OTOH, he definitely appears to have put a lot of work into this, and I would like to test it out, if I can figure out how.


It doesn't look too hard, if you have an Altera FPGA. Just follow the "Getting Started" link, and it will show you how to download and build the source.


There have been a few runs at this problem. I've wondered for ages why it didn't pick up steam because surely you could get some great performance benefits from it. Any ideas?

See http://en.wikipedia.org/wiki/Java_processor


Azul systems (http://www.azulsystems.com/) has a special-purpose Java processor, and they do indeed get some impressive speed benefits from it. For example, having single-instruction write barriers in hardware allows them to have nearly-pauseless garbage collection on gigantic heaps.


Here's an excellent google tech talk by Cliff Click of Azul talking about their hardware. Among the firehose of information in that talk, he mentions that the hardware guys wanted to add directly execute JVM bytecode. He told them not to bother since he could JIT it better and they wouldn't be able to support all the bytecodes anyway. I'd love to know more about why that is.

http://www.youtube.com/watch?v=5uljtqyBLxI#t=20m00s


JITing means you can do dynamic optimisations, e.g. predicting vtable dispatches. Doing this in hardware is tricky.

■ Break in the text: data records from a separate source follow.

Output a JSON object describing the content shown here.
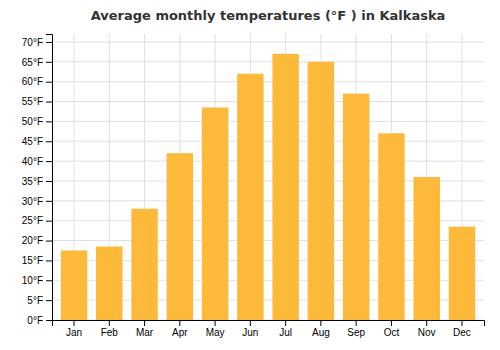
{
  "chart_data": {
    "type": "bar",
    "title": "Average monthly temperatures (°F ) in Kalkaska",
    "categories": [
      "Jan",
      "Feb",
      "Mar",
      "Apr",
      "May",
      "Jun",
      "Jul",
      "Aug",
      "Sep",
      "Oct",
      "Nov",
      "Dec"
    ],
    "values": [
      17.5,
      18.5,
      28.0,
      42.0,
      53.5,
      62.0,
      67.0,
      65.0,
      57.0,
      47.0,
      36.0,
      23.5
    ],
    "color": "#FDB93A",
    "ylim": [
      0,
      72
    ],
    "yticks": [
      {
        "value": 0,
        "label": "0°F"
      },
      {
        "value": 5,
        "label": "5°F"
      },
      {
        "value": 10,
        "label": "10°F"
      },
      {
        "value": 15,
        "label": "15°F"
      },
      {
        "value": 20,
        "label": "20°F"
      },
      {
        "value": 25,
        "label": "25°F"
      },
      {
        "value": 30,
        "label": "30°F"
      },
      {
        "value": 35,
        "label": "35°F"
      },
      {
        "value": 40,
        "label": "40°F"
      },
      {
        "value": 45,
        "label": "45°F"
      },
      {
        "value": 50,
        "label": "50°F"
      },
      {
        "value": 55,
        "label": "55°F"
      },
      {
        "value": 60,
        "label": "60°F"
      },
      {
        "value": 65,
        "label": "65°F"
      },
      {
        "value": 70,
        "label": "70°F"
      }
    ],
    "grid": true
  }
}
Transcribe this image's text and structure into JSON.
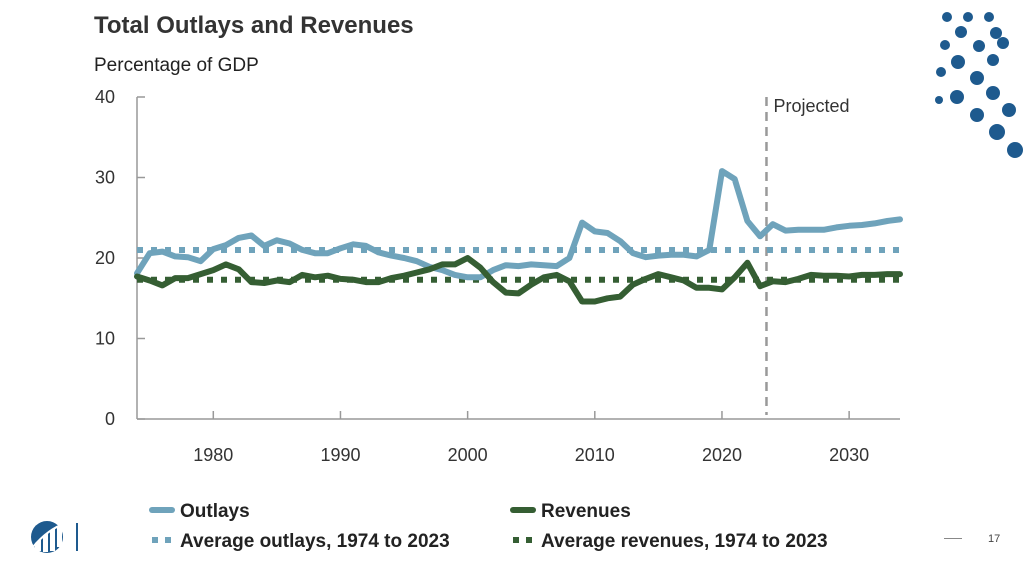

Many of the ARM processor cores have hardware support for the most common Java bytecode operations; that's the "Jazelle" extension that others have been mentioning. (The less common operations are left to software, to keep silicon overhead low.)


Also, Transmeta used to have a processor with configurable instructions so you could get it to mimic a given machine. Why, why why did they not make a JVM instead of trying to compete with Intel on their home ground?


Java, a popular programming language on desktop system, is seldom used in embedded systems.

What? Perhaps the introduction is just not aging well...


heh - the reverse would be true now ;)


Could it be that the lack of support for "low level" stuff like uint is holding Java back on embedded systems?


Some ARM's have support for JVM bytecode - so what? Anybody heard about them?


Cranky much?

Maybe your board doesn't have a jazelle-capable part, or you lack licensing for it (jazelle isn't publicly documented, sadly). Maybe you do have a bunch of gates left over on your FPGA.

I mean, it looks like a cool hack to me.


Cranky??



The Jazelle extension requires paying money to access on how to set it up. Also as others have pointed out using hardware supported java prohibits a lot of dynamic optimizations.

ARM seem to be mostly concentrating on the ThumbEE environment now, which is much better documented.